Dsf Scientist

Meet the Dsf scientist series: Elisabetta Groaz


 Elisabetta has been recently appointed as a tenure-track researcher (RTDb) at DSF


Tell us about yourself: what is your educational and academic background?

I was raised in Italy and studied at the University of Padova where in 2001 I obtained a M.Sc. degree in Chemistry and Pharmaceutical Technology. During my last year as an undergraduate student, I welcomed the chance to participate in an Erasmus research stay at King’s College London’s Department of Chemistry (UK). By experiencing for the first time the unique thrill of scientific discovery and becoming part of a vibrant academic community, I had no hesitation in further pursuing postgraduate studies in the same research group. Under the supervision of Prof. Michael North, I contributed to original research in transition metal catalysis including the use of ruthenium initiators to push the boundaries of conventional cascade metathesis reactions. After completing my PhD in 2006, my research interests took a bracing new direction when I joined the Rega Institute for Medical Research (KU Leuven, Belgium) as a postdoctoral research assistant in the Medicinal Chemistry laboratory directed by Prof. Piet Herdewijn. Since 2019, I hold a position as Research Expert at this institution that for decades has been at the forefront of antiviral research. Following a long time spent abroad, my academic and personal journey continues now in a peculiarly familiar place.

Can you summarize in few words your research?

My research has the aim of exploring uncharted biological functions driven or encoded by non-natural nucleoside and nucleic acid analogues.
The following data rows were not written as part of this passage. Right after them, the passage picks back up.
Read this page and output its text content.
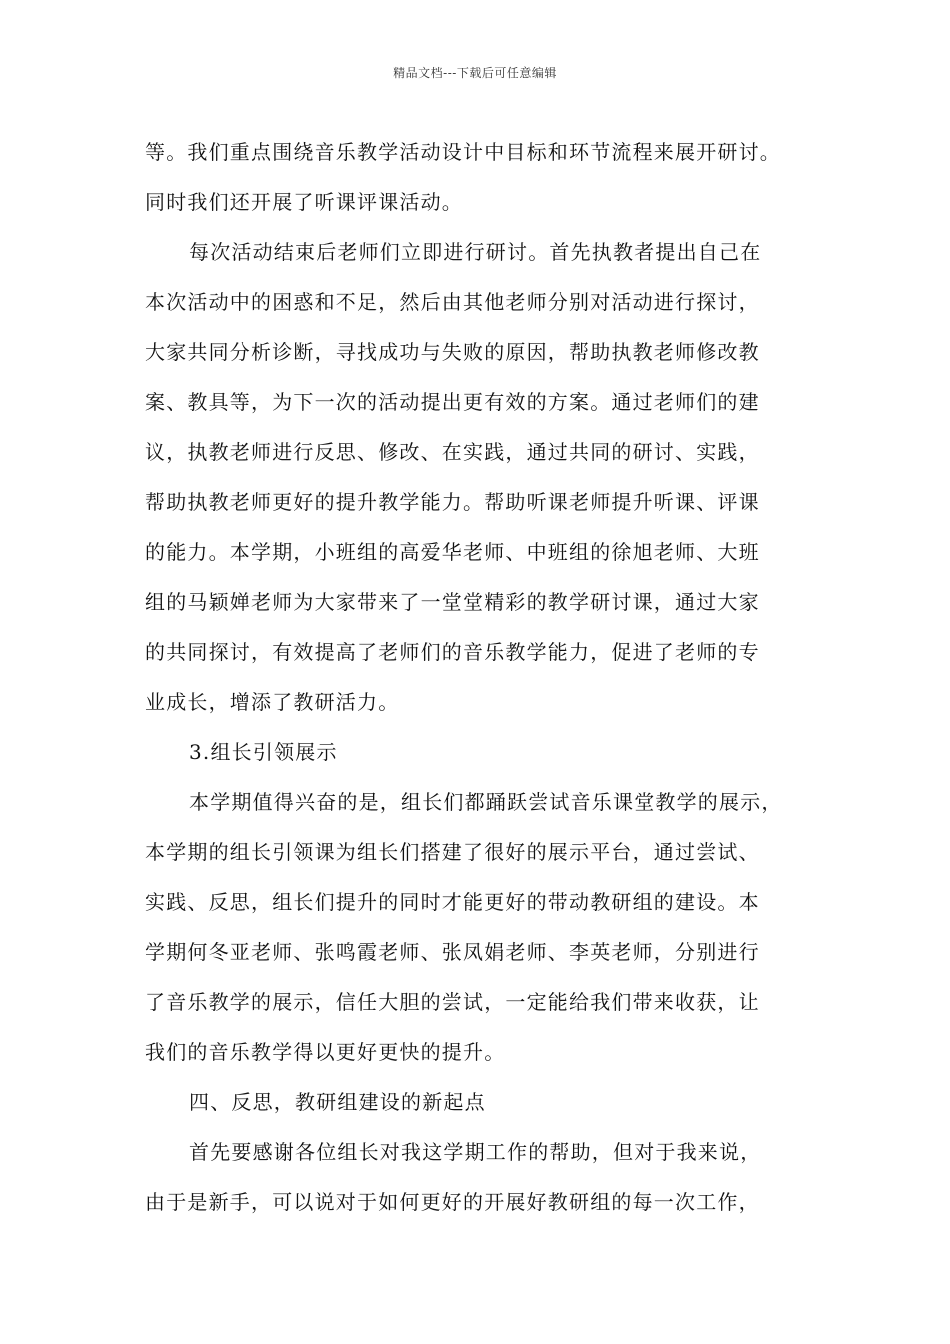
精品文档---下载后可任意编辑
等。我们重点围绕音乐教学活动设计中目标和环节流程来展开研讨。
同时我们还开展了听课评课活动。
每次活动结束后老师们立即进行研讨。首先执教者提出自己在
本次活动中的困惑和不足，然后由其他老师分别对活动进行探讨，
大家共同分析诊断，寻找成功与失败的原因，帮助执教老师修改教
案、教具等，为下一次的活动提出更有效的方案。通过老师们的建
议，执教老师进行反思、修改、在实践，通过共同的研讨、实践，
帮助执教老师更好的提升教学能力。帮助听课老师提升听课、评课
的能力。本学期，小班组的高爱华老师、中班组的徐旭老师、大班
组的马颖婵老师为大家带来了一堂堂精彩的教学研讨课，通过大家
的共同探讨，有效提高了老师们的音乐教学能力，促进了老师的专
业成长，增添了教研活力。
3.组长引领展示
本学期值得兴奋的是，组长们都踊跃尝试音乐课堂教学的展示，
本学期的组长引领课为组长们搭建了很好的展示平台，通过尝试、
实践、反思，组长们提升的同时才能更好的带动教研组的建设。本
学期何冬亚老师、张鸣霞老师、张凤娟老师、李英老师，分别进行
了音乐教学的展示，信任大胆的尝试，一定能给我们带来收获，让
我们的音乐教学得以更好更快的提升。
四、反思，教研组建设的新起点
首先要感谢各位组长对我这学期工作的帮助，但对于我来说，
由于是新手，可以说对于如何更好的开展好教研组的每一次工作，
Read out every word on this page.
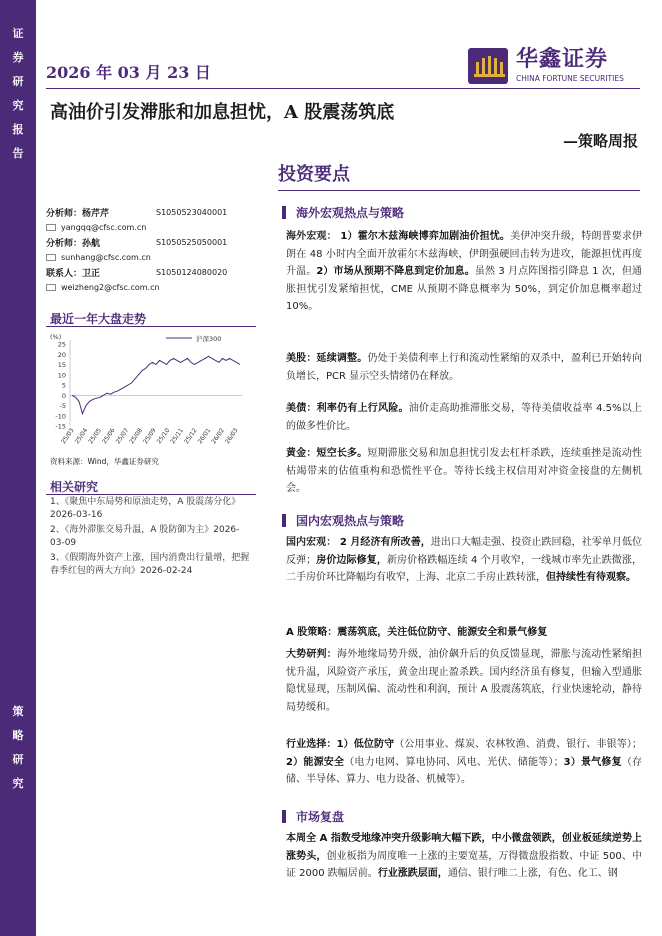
证
券
研
究
报
告
策
略
研
究
2026 年 03 月 23 日
华鑫证券
CHINA FORTUNE SECURITIES
高油价引发滞胀和加息担忧，A 股震荡筑底
—策略周报
投资要点
分析师：杨芹芹	S1050523040001
yangqq@cfsc.com.cn
分析师：孙航	S1050525050001
sunhang@cfsc.com.cn
联系人：卫正	S1050124080020
weizheng2@cfsc.com.cn
最近一年大盘走势
(%)	沪深300
25
20
15
10
5
0
-5
-10
-15
25/03
25/04
25/05
25/06
25/07
25/08
25/09
25/10
25/11
25/12
26/01
26/02
26/03
资料来源：Wind，华鑫证券研究
相关研究
1、《聚焦中东局势和原油走势，A 股震荡分化》2026-03-16
2、《海外滞胀交易升温，A 股防御为主》2026-03-09
3、《假期海外资产上涨，国内消费出行量增，把握春季红包的两大方向》2026-02-24
海外宏观热点与策略
海外宏观： 1）霍尔木兹海峡博弈加剧油价担忧。美伊冲突升级，特朗普要求伊朗在 48 小时内全面开放霍尔木兹海峡，伊朗强硬回击转为进攻，能源担忧再度升温。2）市场从预期不降息到定价加息。虽然 3 月点阵图指引降息 1 次，但通胀担忧引发紧缩担忧，CME 从预期不降息概率为 50%，到定价加息概率超过 10%。
美股：延续调整。仍处于美债利率上行和流动性紧缩的双杀中，盈利已开始转向负增长，PCR 显示空头情绪仍在释放。
美债：利率仍有上行风险。油价走高助推滞胀交易，等待美债收益率 4.5%以上的做多性价比。
黄金：短空长多。短期滞胀交易和加息担忧引发去杠杆杀跌，连续重挫是流动性枯竭带来的估值重构和恐慌性平仓。等待长线主权信用对冲资金接盘的左侧机会。
国内宏观热点与策略
国内宏观： 2 月经济有所改善，进出口大幅走强、投资止跌回稳，社零单月低位反弹；房价边际修复，新房价格跌幅连续 4 个月收窄，一线城市率先止跌微涨，二手房价环比降幅均有收窄，上海、北京二手房止跌转涨，但持续性有待观察。
A 股策略：震荡筑底，关注低位防守、能源安全和景气修复
大势研判：海外地缘局势升级，油价飙升后的负反馈显现，滞胀与流动性紧缩担忧升温，风险资产承压，黄金出现止盈杀跌。国内经济虽有修复，但输入型通胀隐忧显现，压制风偏、流动性和利润，预计 A 股震荡筑底，行业快速轮动，静待局势缓和。
行业选择：1）低位防守（公用事业、煤炭、农林牧渔、消费、银行、非银等）；2）能源安全（电力电网、算电协同、风电、光伏、储能等）；3）景气修复（存储、半导体、算力、电力设备、机械等）。
市场复盘
本周全 A 指数受地缘冲突升级影响大幅下跌，中小微盘领跌，创业板延续逆势上涨势头，创业板指为周度唯一上涨的主要宽基，万得微盘股指数、中证 500、中证 2000 跌幅居前。行业涨跌层面，通信、银行唯二上涨，有色、化工、钢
It pursues the disruptive design of (bio)chemical tools with the inherent potential of introducing means and capabilities to both drug discovery and biotechnology that up to now were largely considered impracticable. This extends from synthetic molecules that can act as inactive precursors of therapeutic agents to others that may function as substrates of processing enzymes such as polymerases or act as catalysts in cellular metabolism.

What is the most challenging part of your work?
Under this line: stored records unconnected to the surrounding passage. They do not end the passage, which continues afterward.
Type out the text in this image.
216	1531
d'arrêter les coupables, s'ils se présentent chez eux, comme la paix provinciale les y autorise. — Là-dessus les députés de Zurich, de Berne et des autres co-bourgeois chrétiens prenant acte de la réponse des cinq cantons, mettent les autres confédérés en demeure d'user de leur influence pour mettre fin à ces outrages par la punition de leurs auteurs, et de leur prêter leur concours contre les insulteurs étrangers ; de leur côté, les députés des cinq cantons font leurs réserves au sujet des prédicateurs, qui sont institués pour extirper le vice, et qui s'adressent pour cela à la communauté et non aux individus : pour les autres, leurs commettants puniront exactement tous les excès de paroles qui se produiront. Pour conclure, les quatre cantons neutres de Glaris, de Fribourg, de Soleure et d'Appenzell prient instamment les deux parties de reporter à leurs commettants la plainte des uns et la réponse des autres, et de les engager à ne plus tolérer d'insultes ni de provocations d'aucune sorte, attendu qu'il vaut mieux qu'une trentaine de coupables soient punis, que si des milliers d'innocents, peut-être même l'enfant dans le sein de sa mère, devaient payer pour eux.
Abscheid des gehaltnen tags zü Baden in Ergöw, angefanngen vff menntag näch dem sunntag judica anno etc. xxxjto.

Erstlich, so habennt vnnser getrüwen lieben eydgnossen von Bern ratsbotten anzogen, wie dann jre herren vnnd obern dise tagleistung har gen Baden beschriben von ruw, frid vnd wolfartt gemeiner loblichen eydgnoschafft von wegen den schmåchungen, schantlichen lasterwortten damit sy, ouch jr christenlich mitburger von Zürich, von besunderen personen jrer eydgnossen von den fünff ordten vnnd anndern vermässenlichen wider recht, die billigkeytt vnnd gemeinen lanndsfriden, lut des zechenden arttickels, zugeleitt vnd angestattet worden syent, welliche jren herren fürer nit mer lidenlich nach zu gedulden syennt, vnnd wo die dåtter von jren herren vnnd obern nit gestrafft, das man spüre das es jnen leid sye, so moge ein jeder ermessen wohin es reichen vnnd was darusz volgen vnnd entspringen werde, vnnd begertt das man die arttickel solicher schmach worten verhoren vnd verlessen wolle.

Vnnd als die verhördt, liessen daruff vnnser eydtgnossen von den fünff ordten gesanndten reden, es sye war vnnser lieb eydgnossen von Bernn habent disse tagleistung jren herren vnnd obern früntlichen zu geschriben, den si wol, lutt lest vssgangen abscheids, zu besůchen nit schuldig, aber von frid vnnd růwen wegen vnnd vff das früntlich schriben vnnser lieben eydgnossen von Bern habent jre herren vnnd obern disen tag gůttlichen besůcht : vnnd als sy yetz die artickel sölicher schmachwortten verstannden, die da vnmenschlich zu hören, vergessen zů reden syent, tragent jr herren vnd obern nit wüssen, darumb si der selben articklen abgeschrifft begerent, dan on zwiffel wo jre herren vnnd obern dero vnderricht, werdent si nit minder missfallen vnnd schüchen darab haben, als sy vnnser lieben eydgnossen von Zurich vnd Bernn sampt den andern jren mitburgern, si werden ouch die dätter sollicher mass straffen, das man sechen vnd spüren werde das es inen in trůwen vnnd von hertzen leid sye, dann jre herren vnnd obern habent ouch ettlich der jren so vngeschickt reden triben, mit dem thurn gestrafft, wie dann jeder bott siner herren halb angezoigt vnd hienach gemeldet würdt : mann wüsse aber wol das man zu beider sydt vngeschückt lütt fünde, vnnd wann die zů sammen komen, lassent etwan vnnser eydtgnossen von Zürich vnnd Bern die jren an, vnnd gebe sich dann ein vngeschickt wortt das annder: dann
Most of the frustrations arise from the fact that the field is not moving as quickly as many other scientific areas since progresses are mostly incremental rather than radical. This is hardly surprising given the multidisciplinary nature of the research and particularly the fact that new in vivo modes of action and paths are often involved, of which we have little understanding. On the other hand, as the pace slowly picks up, I am genuinely excited about contributing to the research in this field and impatient to witness the impact of future discoveries.

What is the most satisfying part of your work?

The most rewarding aspect of my work is having the opportunity to closely interact with scientists specialized in different disciplines, who are nonetheless engaged in addressing the same or related scientific problems. Challenging my beliefs and taking a new perspective can be a very enriching experience.

What are your outside hobbies?

I am passionate about learning new languages as I believe there is so much information and meaning of words that are lost in translation. I am currently a fluent speaker of 4 languages, which has greatly helped me to forge deeper connections with people from different cultures. Other than this, I am fond of yoga and very much enjoy reading fiction, which at this moment seems the safest option to travel to different places!